I'm in England, where the news of Ponting's resignation is a big deal. It's the headline sports story of the day. He's a figure who English fans love to hate, but sneakingly admire. A great batsmen, an extraordinarily tough competitor, though a tactically suspect captain.
As I've written before in this space, I've long thought that Ponting gets an unfairly bad press, not least from Australia's cricketing scribes. He was never a popular replacement for Steve Waugh, a legend among Aussie sporting legends, and his critics will claim that his success as an Australian captain came during the Warne/McGrath era when the team could virtually have run on auto-pilot. Certainly, as soon as Warne, McGrath, Gilchrist and co retired, we saw the end of cricket's unipolar world in which Australia was the sole superpower. Afterwards, Ponting's job was to manage his side's decline.
I first met Ponting at a fashion event soon after arriving in Sydney - we had both been dragged along by our wives - and he was charming, friendly and, best of all, extremely candid. Australia was just about to set about regaining the Ashes, and he was disarmingly honest about why his team had been beaten in England the year before. He was also confident they would beat England convincingly on home soil - not a bad call on the eve of a 5-0 series.
At press conferences, Ponting tended to avoid the dreadful "they gave it 100%" clichés and spoke much more intelligently about the nuances of the game. At those same press availabilities, however, he could be painfully thin-skinned, especially when he copped criticism from former players - and especially former captains - about his lack of tactical smarts.
His books, the Captain's Diary series, also revealed the good and bad. The supportive captain, who cherished the Baggy Green culture invented to a large extent by Waugh. The loving husband, and later devoted father. The dedicated pro who thought there was no better job in the sporting world than captaining his country.
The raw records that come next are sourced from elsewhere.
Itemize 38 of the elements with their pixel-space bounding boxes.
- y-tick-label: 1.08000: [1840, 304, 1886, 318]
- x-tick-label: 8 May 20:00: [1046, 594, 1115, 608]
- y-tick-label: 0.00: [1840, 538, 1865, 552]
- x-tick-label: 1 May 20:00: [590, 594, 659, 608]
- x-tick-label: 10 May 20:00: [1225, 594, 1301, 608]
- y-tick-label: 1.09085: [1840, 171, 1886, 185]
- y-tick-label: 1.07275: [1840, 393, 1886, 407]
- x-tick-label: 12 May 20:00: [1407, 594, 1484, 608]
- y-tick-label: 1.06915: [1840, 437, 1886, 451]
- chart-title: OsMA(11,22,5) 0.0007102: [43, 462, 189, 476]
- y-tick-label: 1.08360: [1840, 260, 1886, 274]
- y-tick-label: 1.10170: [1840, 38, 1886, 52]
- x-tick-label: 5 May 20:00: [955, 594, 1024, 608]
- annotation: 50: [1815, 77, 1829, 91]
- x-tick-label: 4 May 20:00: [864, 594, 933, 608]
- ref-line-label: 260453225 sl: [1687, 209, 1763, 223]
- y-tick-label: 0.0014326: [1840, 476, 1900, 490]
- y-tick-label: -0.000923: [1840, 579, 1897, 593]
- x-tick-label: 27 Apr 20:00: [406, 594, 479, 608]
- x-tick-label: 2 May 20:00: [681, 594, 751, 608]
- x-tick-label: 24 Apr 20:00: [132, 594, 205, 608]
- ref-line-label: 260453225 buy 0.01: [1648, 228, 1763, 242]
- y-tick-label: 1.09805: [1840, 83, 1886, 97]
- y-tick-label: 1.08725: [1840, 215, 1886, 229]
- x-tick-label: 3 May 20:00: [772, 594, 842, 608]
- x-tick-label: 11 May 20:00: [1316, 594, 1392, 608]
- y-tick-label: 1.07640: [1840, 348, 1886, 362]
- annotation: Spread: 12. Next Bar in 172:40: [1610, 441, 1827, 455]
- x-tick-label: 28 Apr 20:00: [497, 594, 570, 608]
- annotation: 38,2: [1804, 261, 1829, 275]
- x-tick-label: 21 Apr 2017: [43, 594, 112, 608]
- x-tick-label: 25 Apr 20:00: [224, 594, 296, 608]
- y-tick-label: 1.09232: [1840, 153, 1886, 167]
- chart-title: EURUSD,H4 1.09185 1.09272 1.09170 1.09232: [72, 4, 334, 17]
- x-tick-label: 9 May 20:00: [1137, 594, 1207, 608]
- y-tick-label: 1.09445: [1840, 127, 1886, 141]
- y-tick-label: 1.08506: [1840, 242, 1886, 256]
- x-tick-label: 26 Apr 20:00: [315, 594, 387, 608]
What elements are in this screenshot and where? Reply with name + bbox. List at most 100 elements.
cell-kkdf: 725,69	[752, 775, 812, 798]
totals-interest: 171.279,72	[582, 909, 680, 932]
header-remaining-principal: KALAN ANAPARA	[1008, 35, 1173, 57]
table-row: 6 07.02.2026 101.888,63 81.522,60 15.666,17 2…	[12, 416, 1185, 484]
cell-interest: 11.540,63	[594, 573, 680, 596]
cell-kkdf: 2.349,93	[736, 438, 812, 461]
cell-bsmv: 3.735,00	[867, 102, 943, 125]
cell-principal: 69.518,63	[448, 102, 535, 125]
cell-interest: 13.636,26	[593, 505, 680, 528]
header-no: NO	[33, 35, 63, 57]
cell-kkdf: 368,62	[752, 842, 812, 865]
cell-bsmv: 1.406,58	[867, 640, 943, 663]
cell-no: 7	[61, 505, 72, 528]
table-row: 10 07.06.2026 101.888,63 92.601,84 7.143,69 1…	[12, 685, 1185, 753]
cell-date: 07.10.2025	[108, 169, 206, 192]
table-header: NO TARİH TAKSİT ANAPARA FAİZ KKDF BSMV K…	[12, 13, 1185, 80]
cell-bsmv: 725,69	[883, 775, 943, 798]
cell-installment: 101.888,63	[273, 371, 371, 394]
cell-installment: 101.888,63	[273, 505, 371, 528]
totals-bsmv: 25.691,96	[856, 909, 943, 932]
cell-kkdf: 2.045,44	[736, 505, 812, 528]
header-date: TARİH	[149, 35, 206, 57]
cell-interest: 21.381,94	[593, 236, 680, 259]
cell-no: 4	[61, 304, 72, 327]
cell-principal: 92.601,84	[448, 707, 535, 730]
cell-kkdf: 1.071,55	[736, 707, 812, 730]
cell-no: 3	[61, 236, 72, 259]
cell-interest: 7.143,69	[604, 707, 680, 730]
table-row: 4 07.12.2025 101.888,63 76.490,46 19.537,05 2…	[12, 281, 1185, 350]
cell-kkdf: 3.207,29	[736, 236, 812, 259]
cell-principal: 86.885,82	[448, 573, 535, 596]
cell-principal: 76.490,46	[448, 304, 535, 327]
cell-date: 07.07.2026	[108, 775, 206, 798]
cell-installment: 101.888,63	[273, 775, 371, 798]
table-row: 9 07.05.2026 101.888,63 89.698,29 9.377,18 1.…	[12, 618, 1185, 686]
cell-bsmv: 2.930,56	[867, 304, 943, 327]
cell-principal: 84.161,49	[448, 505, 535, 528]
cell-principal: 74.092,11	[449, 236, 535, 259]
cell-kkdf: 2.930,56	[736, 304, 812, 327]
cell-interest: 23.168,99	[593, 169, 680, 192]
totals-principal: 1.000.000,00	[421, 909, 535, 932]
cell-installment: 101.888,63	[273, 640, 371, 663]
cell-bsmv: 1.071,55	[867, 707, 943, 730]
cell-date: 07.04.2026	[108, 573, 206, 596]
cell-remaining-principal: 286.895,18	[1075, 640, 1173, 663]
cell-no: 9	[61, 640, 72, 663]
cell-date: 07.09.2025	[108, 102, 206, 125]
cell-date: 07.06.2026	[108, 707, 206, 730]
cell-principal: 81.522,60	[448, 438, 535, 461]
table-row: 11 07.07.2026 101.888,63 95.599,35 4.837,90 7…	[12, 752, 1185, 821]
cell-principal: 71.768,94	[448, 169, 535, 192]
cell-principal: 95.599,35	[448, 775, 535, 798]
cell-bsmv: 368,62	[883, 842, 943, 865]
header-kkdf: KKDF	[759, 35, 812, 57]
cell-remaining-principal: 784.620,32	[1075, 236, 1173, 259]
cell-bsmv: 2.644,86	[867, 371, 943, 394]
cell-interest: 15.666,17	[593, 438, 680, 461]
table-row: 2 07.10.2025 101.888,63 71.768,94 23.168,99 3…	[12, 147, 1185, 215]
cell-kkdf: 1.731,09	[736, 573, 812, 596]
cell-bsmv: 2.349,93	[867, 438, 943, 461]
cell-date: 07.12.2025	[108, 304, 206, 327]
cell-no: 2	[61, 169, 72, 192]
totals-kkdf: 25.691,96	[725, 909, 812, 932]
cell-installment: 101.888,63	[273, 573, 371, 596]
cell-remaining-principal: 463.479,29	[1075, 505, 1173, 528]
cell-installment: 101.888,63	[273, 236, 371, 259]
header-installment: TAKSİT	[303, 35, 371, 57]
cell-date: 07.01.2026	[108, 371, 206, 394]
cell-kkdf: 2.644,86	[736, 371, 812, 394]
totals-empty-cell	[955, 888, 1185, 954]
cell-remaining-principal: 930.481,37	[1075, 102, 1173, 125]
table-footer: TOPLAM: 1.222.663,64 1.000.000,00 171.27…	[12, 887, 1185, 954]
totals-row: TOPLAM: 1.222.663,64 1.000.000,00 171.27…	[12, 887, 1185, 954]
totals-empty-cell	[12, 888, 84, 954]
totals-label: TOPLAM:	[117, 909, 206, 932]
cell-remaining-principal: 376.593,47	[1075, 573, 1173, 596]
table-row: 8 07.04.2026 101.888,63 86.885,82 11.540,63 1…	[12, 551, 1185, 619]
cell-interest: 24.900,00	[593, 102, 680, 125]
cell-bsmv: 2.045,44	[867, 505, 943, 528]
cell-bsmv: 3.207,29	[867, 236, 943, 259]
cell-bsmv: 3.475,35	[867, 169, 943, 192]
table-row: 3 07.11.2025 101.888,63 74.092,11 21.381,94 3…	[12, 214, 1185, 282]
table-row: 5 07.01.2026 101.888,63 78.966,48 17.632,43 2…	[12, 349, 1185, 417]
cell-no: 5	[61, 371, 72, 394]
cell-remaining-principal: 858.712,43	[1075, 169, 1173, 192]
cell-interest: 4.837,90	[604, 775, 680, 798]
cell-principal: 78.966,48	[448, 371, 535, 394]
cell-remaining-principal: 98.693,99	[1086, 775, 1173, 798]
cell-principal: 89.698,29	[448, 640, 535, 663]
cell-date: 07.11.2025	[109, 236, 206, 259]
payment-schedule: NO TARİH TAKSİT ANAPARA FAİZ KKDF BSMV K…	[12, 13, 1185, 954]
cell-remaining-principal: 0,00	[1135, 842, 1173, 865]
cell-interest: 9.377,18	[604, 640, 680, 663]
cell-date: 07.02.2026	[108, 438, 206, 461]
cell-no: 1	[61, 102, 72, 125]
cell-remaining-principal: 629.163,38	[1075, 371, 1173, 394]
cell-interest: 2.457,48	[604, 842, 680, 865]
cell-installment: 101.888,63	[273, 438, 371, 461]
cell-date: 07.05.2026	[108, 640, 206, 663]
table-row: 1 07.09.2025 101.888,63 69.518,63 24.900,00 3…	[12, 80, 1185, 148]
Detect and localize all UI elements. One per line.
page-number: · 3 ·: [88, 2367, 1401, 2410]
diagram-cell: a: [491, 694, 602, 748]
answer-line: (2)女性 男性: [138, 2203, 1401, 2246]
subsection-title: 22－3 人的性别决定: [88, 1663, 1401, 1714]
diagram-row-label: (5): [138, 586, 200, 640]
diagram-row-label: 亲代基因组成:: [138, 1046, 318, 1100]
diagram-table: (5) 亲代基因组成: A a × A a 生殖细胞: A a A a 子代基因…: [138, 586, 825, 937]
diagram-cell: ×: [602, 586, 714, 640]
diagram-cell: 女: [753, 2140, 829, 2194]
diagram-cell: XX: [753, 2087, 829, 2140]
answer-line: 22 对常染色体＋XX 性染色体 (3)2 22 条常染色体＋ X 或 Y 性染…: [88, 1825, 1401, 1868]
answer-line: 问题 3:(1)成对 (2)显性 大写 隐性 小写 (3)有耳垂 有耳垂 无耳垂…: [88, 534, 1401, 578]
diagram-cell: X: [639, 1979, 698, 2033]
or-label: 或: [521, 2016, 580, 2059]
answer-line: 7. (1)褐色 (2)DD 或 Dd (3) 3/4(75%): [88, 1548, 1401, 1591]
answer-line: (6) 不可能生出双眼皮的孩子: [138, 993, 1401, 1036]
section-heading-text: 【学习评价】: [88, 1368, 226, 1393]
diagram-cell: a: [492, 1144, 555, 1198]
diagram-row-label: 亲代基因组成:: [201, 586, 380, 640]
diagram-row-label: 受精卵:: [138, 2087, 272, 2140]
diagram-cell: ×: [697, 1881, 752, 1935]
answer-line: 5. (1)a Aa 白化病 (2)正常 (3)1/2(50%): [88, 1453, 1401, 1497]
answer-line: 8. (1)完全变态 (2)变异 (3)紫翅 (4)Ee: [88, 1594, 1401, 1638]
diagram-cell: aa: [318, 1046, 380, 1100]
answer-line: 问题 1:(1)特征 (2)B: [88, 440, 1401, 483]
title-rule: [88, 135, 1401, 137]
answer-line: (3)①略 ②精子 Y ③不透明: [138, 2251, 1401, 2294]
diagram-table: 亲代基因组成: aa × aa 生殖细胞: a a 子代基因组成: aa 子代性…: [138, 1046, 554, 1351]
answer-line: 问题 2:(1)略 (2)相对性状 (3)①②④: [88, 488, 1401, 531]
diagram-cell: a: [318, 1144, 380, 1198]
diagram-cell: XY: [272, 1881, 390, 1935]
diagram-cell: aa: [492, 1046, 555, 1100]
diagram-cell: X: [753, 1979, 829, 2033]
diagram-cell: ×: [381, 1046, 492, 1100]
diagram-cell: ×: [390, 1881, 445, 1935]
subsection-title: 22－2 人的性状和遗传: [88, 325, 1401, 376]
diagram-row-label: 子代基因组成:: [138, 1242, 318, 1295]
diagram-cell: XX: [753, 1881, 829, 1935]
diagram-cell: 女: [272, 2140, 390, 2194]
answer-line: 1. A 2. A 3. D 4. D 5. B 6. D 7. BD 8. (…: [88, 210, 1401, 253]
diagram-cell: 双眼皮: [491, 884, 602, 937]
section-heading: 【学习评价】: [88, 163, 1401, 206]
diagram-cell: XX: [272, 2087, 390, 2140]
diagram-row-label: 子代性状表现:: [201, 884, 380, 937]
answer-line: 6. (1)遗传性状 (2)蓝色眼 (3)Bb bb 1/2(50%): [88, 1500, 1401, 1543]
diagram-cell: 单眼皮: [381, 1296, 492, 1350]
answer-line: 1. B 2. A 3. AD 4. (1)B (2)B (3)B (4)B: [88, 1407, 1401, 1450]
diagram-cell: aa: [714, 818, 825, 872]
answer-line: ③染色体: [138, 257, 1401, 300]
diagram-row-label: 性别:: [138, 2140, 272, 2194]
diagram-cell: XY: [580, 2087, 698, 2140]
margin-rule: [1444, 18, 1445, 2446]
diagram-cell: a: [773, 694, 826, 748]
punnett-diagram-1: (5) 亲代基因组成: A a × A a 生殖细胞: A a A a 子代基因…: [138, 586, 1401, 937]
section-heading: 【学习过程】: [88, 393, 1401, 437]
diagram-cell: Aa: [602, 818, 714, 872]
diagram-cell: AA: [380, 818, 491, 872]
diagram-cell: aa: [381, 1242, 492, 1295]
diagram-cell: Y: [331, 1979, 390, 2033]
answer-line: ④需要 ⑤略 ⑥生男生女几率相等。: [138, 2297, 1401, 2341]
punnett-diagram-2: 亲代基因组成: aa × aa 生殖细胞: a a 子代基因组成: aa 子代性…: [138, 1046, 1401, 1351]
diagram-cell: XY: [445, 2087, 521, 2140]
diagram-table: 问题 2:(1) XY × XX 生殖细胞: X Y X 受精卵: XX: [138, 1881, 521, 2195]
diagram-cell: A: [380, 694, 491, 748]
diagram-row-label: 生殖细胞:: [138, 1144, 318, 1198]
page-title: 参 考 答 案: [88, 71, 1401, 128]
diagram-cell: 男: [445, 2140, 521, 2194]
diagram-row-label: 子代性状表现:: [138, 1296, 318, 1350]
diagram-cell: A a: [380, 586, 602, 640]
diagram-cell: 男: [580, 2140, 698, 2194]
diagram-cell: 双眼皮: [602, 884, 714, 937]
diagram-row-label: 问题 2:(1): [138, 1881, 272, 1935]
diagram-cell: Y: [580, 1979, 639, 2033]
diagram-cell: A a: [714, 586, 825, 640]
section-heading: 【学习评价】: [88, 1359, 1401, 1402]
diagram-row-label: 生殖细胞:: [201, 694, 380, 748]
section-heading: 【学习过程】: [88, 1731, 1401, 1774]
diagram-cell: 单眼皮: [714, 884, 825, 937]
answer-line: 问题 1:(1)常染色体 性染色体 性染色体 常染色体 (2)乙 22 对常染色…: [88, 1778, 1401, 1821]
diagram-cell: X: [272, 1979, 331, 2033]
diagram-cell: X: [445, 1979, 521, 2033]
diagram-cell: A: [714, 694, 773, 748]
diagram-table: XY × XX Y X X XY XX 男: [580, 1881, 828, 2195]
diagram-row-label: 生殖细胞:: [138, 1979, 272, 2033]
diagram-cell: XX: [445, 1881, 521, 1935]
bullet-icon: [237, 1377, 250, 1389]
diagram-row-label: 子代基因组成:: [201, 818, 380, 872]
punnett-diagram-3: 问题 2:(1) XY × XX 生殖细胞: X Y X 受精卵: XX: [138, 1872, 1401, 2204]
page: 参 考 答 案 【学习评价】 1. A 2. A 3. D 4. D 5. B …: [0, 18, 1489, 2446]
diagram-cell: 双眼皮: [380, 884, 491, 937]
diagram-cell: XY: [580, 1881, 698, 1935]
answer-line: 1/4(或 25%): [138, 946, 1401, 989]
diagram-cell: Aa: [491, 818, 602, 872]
But they also revealed him to be rather peevish at times. He used the books to settle quite a few scores, and once I remembering his complaining about the cost of laundry on an Ashes tour in Britain, which seemed a lesser concern for a multi-millionaire sportsmen. Recently, we've seen a few ugly outbursts on the pitch, which suggested he was buckling under the pressure of leading what by Australian standards was a fairly mediocre side.
Ponting has said he plans to keep playing at an international level. The great fear of Cricket Australia was that he would not want to play on unless he was the captain. And for my money he is still Australia's finest batsmen, even if his form has slumped alarmingly in recent series. Perhaps he will drop down the batting order.
So farewell Punter Ponting - a man who brought to the game much more of the good than the bad and the ugly.